2. O ESTADO NOVO, O NACIONALISMO DE FATO
O Estado Novo não pode ser visto como um fenômeno instantâneo, que veio a se consumar da noite para o dia em 1937. Ao contrário do que se convencionou por certo tempo na historiografia, o fenômeno do Estado Novo, tem que ser percebido como um processo conjuntural que compreende todo o primeiro período da “era” Vargas. O Estado Novo tem seus embriões ainda em 1930 com o processo “revolucionário”, percebemos que este, esteve subjacente, ao regionalismo efervescente nos dois primeiros “momentos possíveis” do primeiro período da “era” Vargas, que vai de 1930 passando pela primeira constituição de Vargas, até as eleições de 1934.
A partir de 1935, podemos considerar que o mundo está passando por mudanças, e Vargas no que parece sempre soube estar atento as mudanças políticas e econômicas a nível global, de forma que Vargas pode ser percebido como um governante multifacetado, que como poucos soube lidar com as transformações que estavam ocorrendo em esfera global. Estas mudanças exigiram novas atitudes na esfera política, era preciso aderir aos novos modelos políticos devido à necessidade de se encontrar um “espaço vital” entre o capitalismo moribundo da década de 1930, e o sonho do nacionalismo aos moldes totalitários europeus,[11] além do “perigo vermelho”.

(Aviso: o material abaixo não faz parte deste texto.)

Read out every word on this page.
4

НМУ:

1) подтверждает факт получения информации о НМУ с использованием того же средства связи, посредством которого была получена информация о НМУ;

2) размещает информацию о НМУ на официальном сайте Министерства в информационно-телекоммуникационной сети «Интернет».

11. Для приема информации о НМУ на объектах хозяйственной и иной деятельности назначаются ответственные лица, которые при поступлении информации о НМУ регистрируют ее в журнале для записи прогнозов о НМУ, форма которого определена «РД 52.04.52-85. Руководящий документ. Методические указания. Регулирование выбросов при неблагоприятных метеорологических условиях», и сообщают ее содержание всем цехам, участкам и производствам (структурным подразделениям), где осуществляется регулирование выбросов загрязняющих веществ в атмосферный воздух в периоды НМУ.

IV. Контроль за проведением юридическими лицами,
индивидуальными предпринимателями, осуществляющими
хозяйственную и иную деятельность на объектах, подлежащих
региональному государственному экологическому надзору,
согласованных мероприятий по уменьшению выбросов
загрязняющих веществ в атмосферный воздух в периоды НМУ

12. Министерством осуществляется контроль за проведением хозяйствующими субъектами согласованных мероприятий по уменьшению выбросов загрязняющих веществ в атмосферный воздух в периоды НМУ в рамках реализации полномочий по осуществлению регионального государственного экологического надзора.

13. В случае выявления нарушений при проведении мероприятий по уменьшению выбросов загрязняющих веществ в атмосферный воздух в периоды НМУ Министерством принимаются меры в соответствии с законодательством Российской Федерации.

O nacionalismo penetrou com mais facilidade devido ao padrão autoritário como observou Fausto, 2010, o autoritarismo no Brasil era “uma marca da cultura política do país. A dificuldade de organização de classe, da formação de associações representativas e de partidos fez da solução autoritária uma atração constante”.[12]
O que muda a partir do Estado Novo é que o autoritarismo de Vargas, não é o autoritarismo dos coronéis da República Velha. Podemos dizer que ele segue os aspectos das ideologias dos totalitarismos europeus. Parte-se da idéia que o Estado deveria organizar a sociedade, ou a sociedade deveria organizar-se a partir do Estado, pois se imaginava que a sociedade não tinha condições de se organizar sem um Estado forte. “A corrente autoritária não apostava no partido e sim no Estado”.[13] Embora o autoritarismo e o totalitarismo possuíssem aspectos distintos, Vargas, assim como nos regimes totalitários soube se valer da propaganda, tanto para organizar o golpe de Estado, quanto para sustentá-lo como poder nos anos que se seguiram. Assim como o fascismo e o nazismo, o Estado de Vargas era um Estado propagandista. Na Itália, segundo Perry: “A propaganda fascista inculcou hábitos de disciplina e obediência: ‘Mussolini tem sempre razão’. ‘Acredite! Obedeça! Lute! ’. A imprensa, o cinema e o rádio idealizavam a vida sob o fascismo, deixando implícito que ele erradicara o crime, a pobreza, e as tensões sociais”.[14]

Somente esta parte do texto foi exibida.